While India is rebounding at the quickest pace among major economies this year, Modi will need to focus on improving the tax-to-GDP ratio and job creation to keep growth sustainable. This means expanding manufacturing bases in India where 10 million people enter the market each year.
With Pakistan relations in a deep freeze and Afghanistan in the hands of the Taliban, India’s ability to influence the region appears to be limited. China has emerged as India’s biggest threat, putting pressure on Modi to ensure the long-simmering border dispute is resolved in a manner that doesn’t hurt his or India’s image.
It might help ease some tensions if Modi met with China’s President Xi Jinping, given the two leaders last had a face-to-face meeting in 2019. Since then, India has drawn closer to the Quad grouping that also includes the U.S.. Japan and Australia, with New Delhi emerging as a major counterpoint to Beijing’s ambitions in the Indo-Pacific.
Vaccines, Climate Change
Modi’s administration has restarted vaccine exports in the last two months and will continue to use this as a key plank of foreign policy during the spread of omicron. India wants to burnish its credentials as a pharmacy to the world after a second wave of infections overwhelmed hospitals and forced the country to halt vaccine shipments.
The prime minister, who has embraced a 2070 net zero target, will also need to push India’s coal-dependent economy to make the switch to eco-friendly power sources via legislation and budget allocations. To do that, he’ll need to convince India’s allies in the West to share technologies for this transition.

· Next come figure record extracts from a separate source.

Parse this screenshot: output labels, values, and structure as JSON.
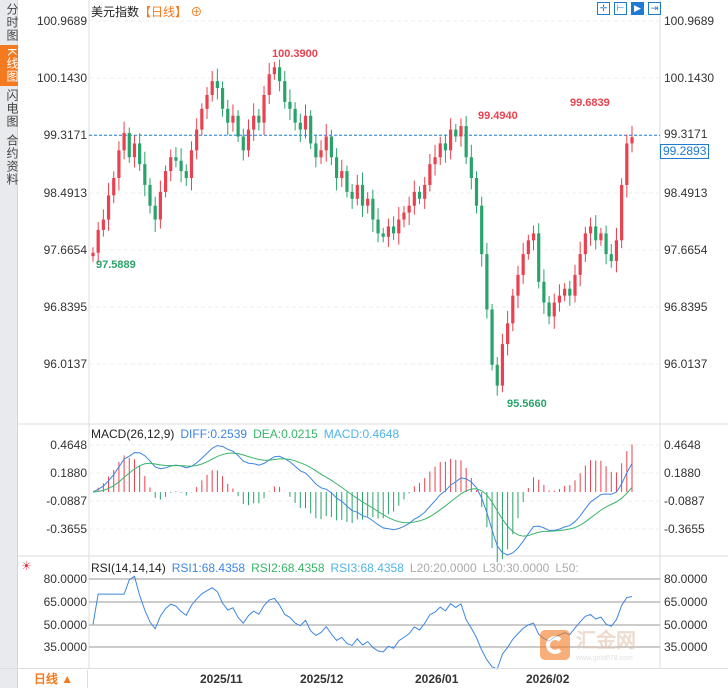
{
  "sidebar": {
    "tabs": [
      {
        "label": "分时图"
      },
      {
        "label": "K线图",
        "active": true
      },
      {
        "label": "闪电图"
      },
      {
        "label": "合约资料"
      }
    ]
  },
  "header": {
    "title": "美元指数",
    "period": "【日线】",
    "crosshair_icon": "plus-circle-icon",
    "tools": [
      "crosshair-icon",
      "range-icon",
      "play-icon",
      "exit-icon"
    ]
  },
  "price_axis": {
    "labels": [
      "100.9689",
      "100.1430",
      "99.3171",
      "98.4913",
      "97.6654",
      "96.8395",
      "96.0137"
    ],
    "range": [
      96.0137,
      100.9689
    ]
  },
  "current_price": "99.2893",
  "reference_line": "99.3171",
  "annotations": {
    "high1": "100.3900",
    "high2": "99.4940",
    "high3": "99.6839",
    "low1": "97.5889",
    "low2": "95.5660"
  },
  "candles_close": [
    97.62,
    97.95,
    98.1,
    98.45,
    98.7,
    99.1,
    99.35,
    99.0,
    99.2,
    98.9,
    98.6,
    98.3,
    98.1,
    98.5,
    98.8,
    99.0,
    98.95,
    98.8,
    98.7,
    99.1,
    99.4,
    99.7,
    99.9,
    100.1,
    100.0,
    99.7,
    99.5,
    99.6,
    99.3,
    99.1,
    99.4,
    99.6,
    99.5,
    99.9,
    100.2,
    100.3,
    100.1,
    99.8,
    99.7,
    99.5,
    99.4,
    99.6,
    99.2,
    99.0,
    99.1,
    99.3,
    99.0,
    98.7,
    98.8,
    98.5,
    98.4,
    98.6,
    98.3,
    98.4,
    98.1,
    97.9,
    97.85,
    98.0,
    97.9,
    98.1,
    98.2,
    98.3,
    98.5,
    98.4,
    98.6,
    98.9,
    99.0,
    99.2,
    99.1,
    99.4,
    99.3,
    99.45,
    99.0,
    98.7,
    98.3,
    97.6,
    96.8,
    96.0,
    95.7,
    96.3,
    96.6,
    97.0,
    97.3,
    97.6,
    97.8,
    97.9,
    97.2,
    96.9,
    96.7,
    96.9,
    97.0,
    97.1,
    97.0,
    97.3,
    97.6,
    97.9,
    98.0,
    97.8,
    97.9,
    97.6,
    97.5,
    97.8,
    98.6,
    99.2,
    99.29
  ],
  "macd": {
    "label": "MACD(26,12,9)",
    "diff": "DIFF:0.2539",
    "dea": "DEA:0.0215",
    "macd": "MACD:0.4648",
    "axis": [
      "0.4648",
      "0.1880",
      "-0.0887",
      "-0.3655"
    ]
  },
  "rsi": {
    "label": "RSI(14,14,14)",
    "rsi1": "RSI1:68.4358",
    "rsi2": "RSI2:68.4358",
    "rsi3": "RSI3:68.4358",
    "l20": "L20:20.0000",
    "l30": "L30:30.0000",
    "l50": "L50:",
    "axis": [
      "80.0000",
      "65.0000",
      "50.0000",
      "35.0000"
    ]
  },
  "dates": [
    "2025/11",
    "2025/12",
    "2026/01",
    "2026/02"
  ],
  "period_button": "日线 ▲",
  "logo": {
    "text": "汇金网",
    "url": "www.gold678.com"
  },
  "colors": {
    "up": "#e8414f",
    "down": "#2aa36b",
    "accent": "#f47a20",
    "line": "#1f7ad1"
  }
}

After years of criticizing free trade agreements to keep its vote bank of small traders and farmers happy, Modi’s government is going out all out for quick-hit bilateral pacts with countries including the U.S. and Australia rather than wide-ranging trade pacts with several countries. Aside from shoring up a pandemic-battered economy, these pacts could help build its influence and help lure investors to shift supply chains away from China.
At the same time, Modi has called for self-reliance after the pandemic wreaked havoc on India’s limited manufacturing. Protectionist tendencies may emerge in the e-commerce sector, where Amazon Inc. and Walmart-owned Flipkart contend with hurdles such a proposed ban on flash sales or ensuring that user data emanating from India is for local entities first.

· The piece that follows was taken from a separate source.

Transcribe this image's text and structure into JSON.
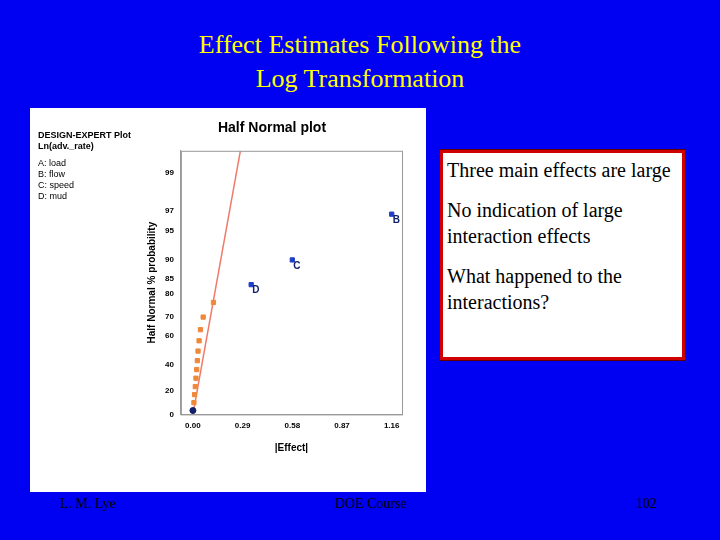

Modi is still keen to win over farmers, even though he’ll be hard-pressed to meet demands to guarantee crop prices due to inflation risks and a ballooning budget deficit. Their support is crucial given the agricultural heartlands of Uttar Pradesh and Punjab are due for elections next year.

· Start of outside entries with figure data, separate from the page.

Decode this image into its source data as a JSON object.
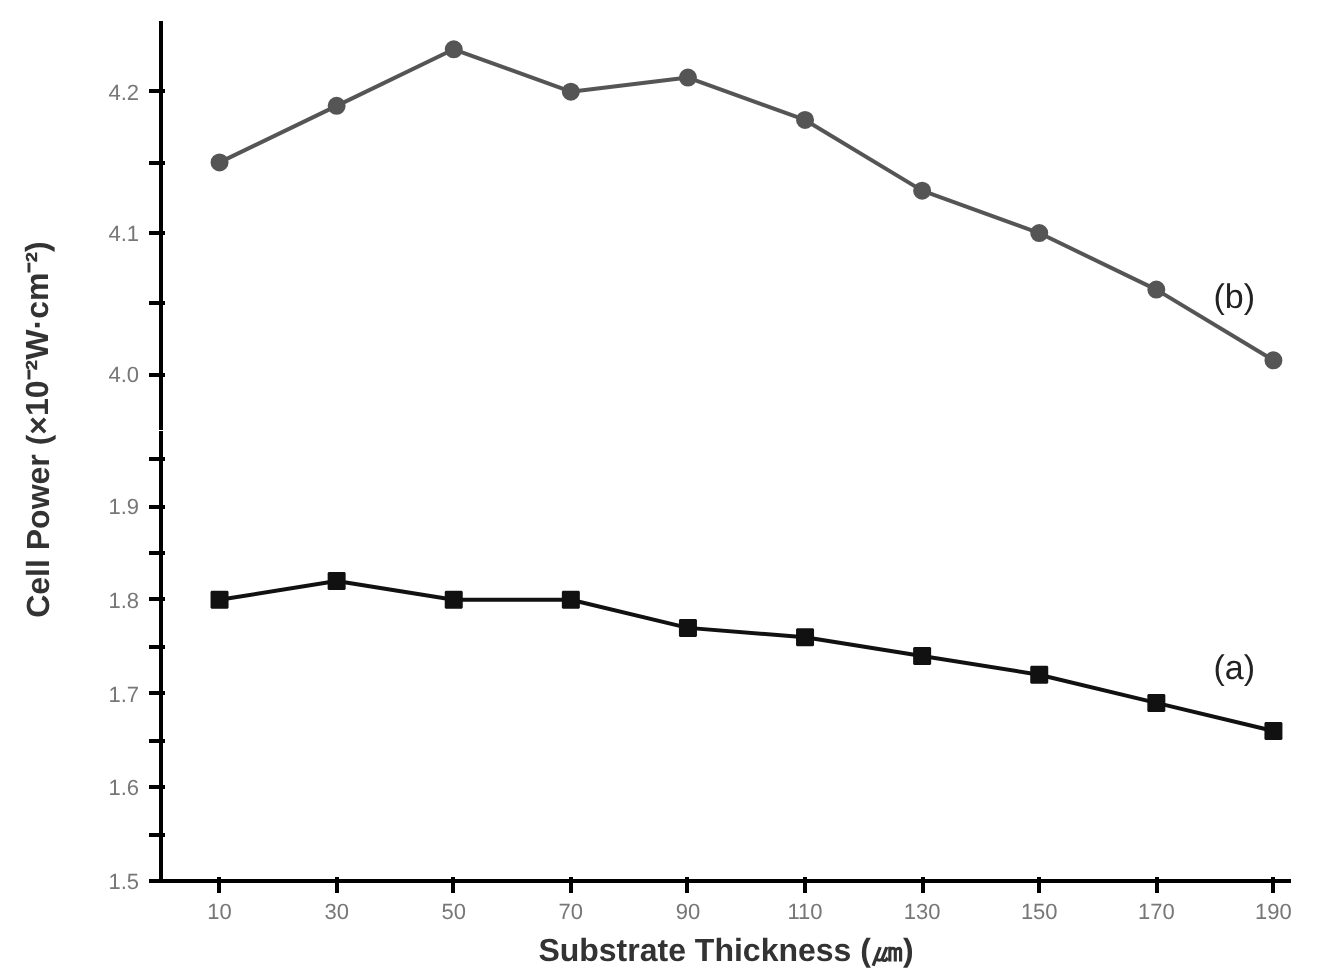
{
  "chart_data": [
    {
      "type": "line",
      "ylabel": "Cell Power (×10⁻²W·cm⁻²)",
      "x": [
        10,
        30,
        50,
        70,
        90,
        110,
        130,
        150,
        170,
        190
      ],
      "ylim": [
        3.96,
        4.25
      ],
      "yticks": [
        {
          "value": 4.0,
          "label": "4.0"
        },
        {
          "value": 4.05,
          "label": null
        },
        4.1,
        {
          "value": 4.15,
          "label": null
        },
        4.2
      ],
      "tick_labels": "y",
      "marker": "circle",
      "line_style": "solid",
      "grid": false,
      "series": [
        {
          "name": "(b)",
          "color": "#555555",
          "values": [
            4.15,
            4.19,
            4.23,
            4.2,
            4.21,
            4.18,
            4.13,
            4.1,
            4.06,
            4.01
          ]
        }
      ]
    },
    {
      "type": "line",
      "xlabel": "Substrate Thickness (㎛)",
      "x": [
        10,
        30,
        50,
        70,
        90,
        110,
        130,
        150,
        170,
        190
      ],
      "xlim": [
        0,
        193
      ],
      "ylim": [
        1.5,
        1.98
      ],
      "xticks": [
        10,
        30,
        50,
        70,
        90,
        110,
        130,
        150,
        170,
        190
      ],
      "yticks": [
        1.5,
        {
          "value": 1.55,
          "label": null
        },
        1.6,
        {
          "value": 1.65,
          "label": null
        },
        1.7,
        {
          "value": 1.75,
          "label": null
        },
        1.8,
        {
          "value": 1.85,
          "label": null
        },
        1.9,
        {
          "value": 1.95,
          "label": null
        }
      ],
      "marker": "square",
      "line_style": "solid",
      "grid": false,
      "series": [
        {
          "name": "(a)",
          "color": "#111111",
          "values": [
            1.8,
            1.82,
            1.8,
            1.8,
            1.77,
            1.76,
            1.74,
            1.72,
            1.69,
            1.66
          ]
        }
      ]
    }
  ]
}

Investor-friendly labor reforms such as imposing restrictions on trade unions and making it easier to hire and fire workers may take a backseat. Those reforms have already been delayed and Modi’s government is likely to push initiatives that help meet goals to double farmers incomes while ensuring affordable housing and drinking water for all.
Hindu Nationalism and Minorities
The Hindu nationalist agenda of Modi’s Bharatiya Janata Party is expected to feature strongly ahead of polls. Modi will focus on the ongoing construction of a grand Hindu temple in Ayodhaya where a 16th century mosque once stood.
Citizenship and population control laws that critics say will discriminate against Muslims could come into play in the remainder of Modi’s term, although there are still scant details on enforcement. He may also push for a uniform civil code for all religions, which some opponents say will erode the independence of religious minorities, particularly the Muslims, on matters pertaining to marriage, divorce and inheritance.